Sans aléa, le millésime s'annonce bien pour les vins du Bugey


Après avoir déploré 60 % de pertes avec le gel d'avril 2021, la campagne 2022 s'annonce sous un angle bien plus confortable pour les vins du Bugey. La faible pression des maladies se cumule à une belle sortie.

Sans aléa, le millésime s

Dans le Bugey, le débourrement des vignes a été plus tardif qu’en 2021, permettant « d’éviter à nouveau la correctionnelle », souligne Julien Hubail, technicien conseil du syndicat des vins du Bugey. Le risque d’un nouveau gel a à nouveau fait sentir son souffle froid au début du mois d’avril mais ce ne sont finalement que « 10 à 15 % des bourgeons qui étaient suffisamment avancés pour être touchés par ce nouveau gel », reprend le technicien. Sans inquiétudes néanmoins, car « la compensation physiologique de la vigne s’est mise en place », valide Julien Hubail. Dans la zone de production des AOC Bugey et Roussette du Bugey, le gel de 2021 avait fait accuser 60 % de pertes de production au vignoble de l’Ain.

Le technicien confirme une floraison assez rapide « mais ça ne devrait pas poser de problèmes de coulure, même si la sortie est belle, avec des grappes plus grandes. Nous savons en revanche que nous aurons une récolte précoce, à ramasser dès la fin du mois d’août ». Stéphane Trichon, vigneron au domaine Trichon, à Lhuis, 13 ha en bio dans la partie sud de l’appellation Bugey, confirme que la vendange aura « deux à trois semaines d’avance par rapport à 2021 ».

Peu de pression cryptogamique

Si le technicien du syndicat a bien relevé « quelques points d’oïdium de manière très sporadique », le mildiou ne semble pour l’heure pas poser de problème particulier. Julien Hubail comme Stéphane Trichon se rejoignent sur le constat d’une anticipation et d’une attention renforcées dans la stratégie de traitement des vignerons. Alors que les chardonnay les plus précoces atteignent le stade de fermeture de la grappe, Julien Hubail fait montre d’optimisme et avise que « seul un aléa climatique pourrait à présent affecter significativement la récolte à venir ».
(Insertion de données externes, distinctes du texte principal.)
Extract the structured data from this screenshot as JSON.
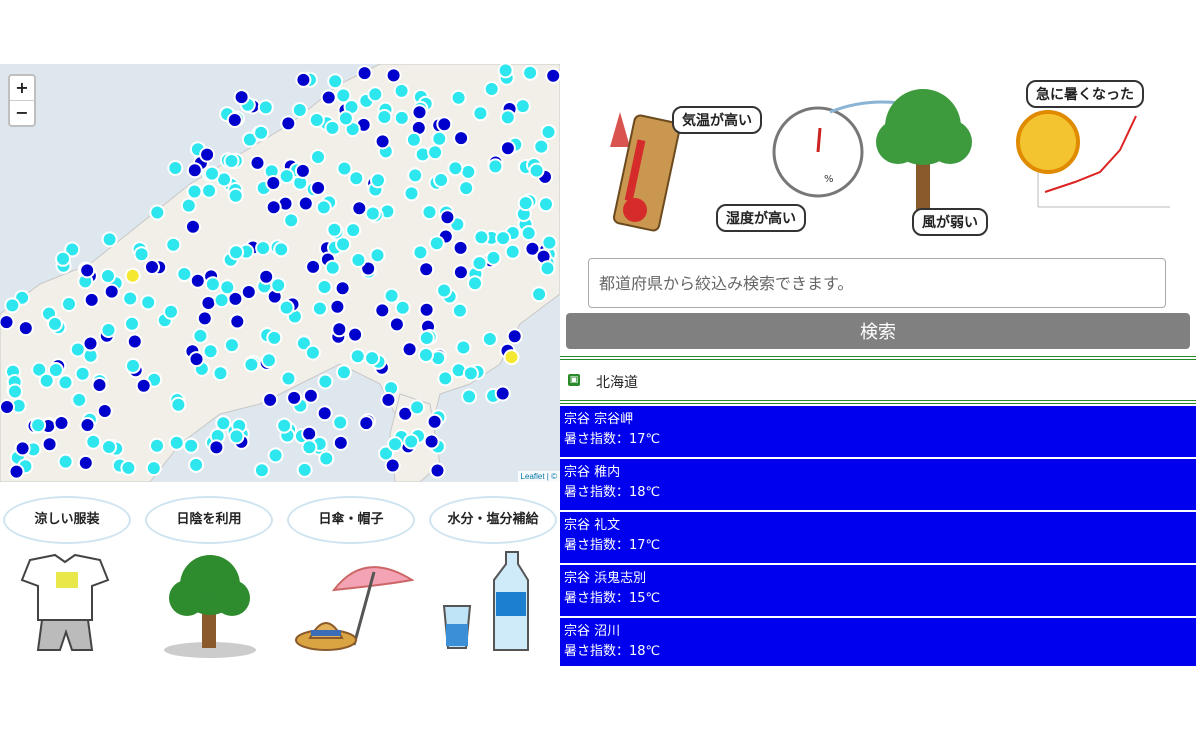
{
  "map": {
    "zoom_in": "+",
    "zoom_out": "−",
    "attribution_link": "Leaflet",
    "attribution_sep": " | © ",
    "colors": {
      "cyan": "#2ee6ee",
      "blue": "#0000cc",
      "yellow": "#f5e830",
      "background": "#dfe7ee"
    }
  },
  "tips": [
    {
      "label": "涼しい服装",
      "icon": "tshirt-shorts-icon"
    },
    {
      "label": "日陰を利用",
      "icon": "tree-icon"
    },
    {
      "label": "日傘・帽子",
      "icon": "umbrella-hat-icon"
    },
    {
      "label": "水分・塩分補給",
      "icon": "water-bottle-icon"
    }
  ],
  "illustration": {
    "temp_label": "気温が高い",
    "humidity_label": "湿度が高い",
    "wind_label": "風が弱い",
    "sudden_label": "急に暑くなった",
    "gauge_unit": "%"
  },
  "search": {
    "placeholder": "都道府県から絞込み検索できます。",
    "button": "検索"
  },
  "prefecture": {
    "name": "北海道",
    "color": "#2a8a2a"
  },
  "stations": [
    {
      "name": "宗谷 宗谷岬",
      "index": "暑さ指数：17℃"
    },
    {
      "name": "宗谷 稚内",
      "index": "暑さ指数：18℃"
    },
    {
      "name": "宗谷 礼文",
      "index": "暑さ指数：17℃"
    },
    {
      "name": "宗谷 浜鬼志別",
      "index": "暑さ指数：15℃"
    },
    {
      "name": "宗谷 沼川",
      "index": "暑さ指数：18℃"
    }
  ],
  "station_color": "#0000ee"
}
« Pourvu que ça dure ! », s’exclame même Stéphane Trichon, tant cette campagne se déroule pour l’heure dans des conditions idéales sur la zone d’appellation Bugey. Seule la persistance du déficit hydrique actuel pourrait quelque peu obscurcir le tableau. « Je commence à voir des feuillages dont le vert est moins vif sur le haut de certains coteaux et la végétation que l’on trouve autour des rangs est très sèche », note Stéphane Trichon, « mais il y aura besoin d’eau après véraison ».

Hausse de flavescence dorée

Le vignoble voisin de Savoie vient pourtant de subir d’importantes pertes causées par la grêle de Pentecôte, mais au sein de la zone d’AOC Bugey, l’orage n’a apporté que « 25 à 30 mm de pluies bienvenues dans la partie nord de l’appellation », valide Julien Hubail, mais il n’a que très peu plu dans la partie méridionale.

La croissance de la végétation est donc en train de ralentir significativement alors que les vignerons ne savaient plus où donner de la tête lors fortes pousses des semaines précédentes. « Avec les températures élevées du mois de mai, il a fallu trouver du renfort au pied levé pour aider au relevage, que nous avons fait au détriment de l’ébourgeonnage. Nous ne faisons donc cet ébourgeonnage que maintenant, alors que nous avons habituellement le temps d’ébourgeonner avant de relever », déroule le vigneron du domaine Trichon.

Le millésime 2022 s'annonce donc sous de bons augures pour la zone viticole aindinoise. Julien Hubail souligne néanmoins que les pontes de larves de cicadelles de la flavescence dorée connaissent une recrudescence cette année. "Nous voyons une détection importante de la flavescence dorée depuis trois saisons, avec lutte obligatoire depuis deux ans", avalise Stéphane Trichon.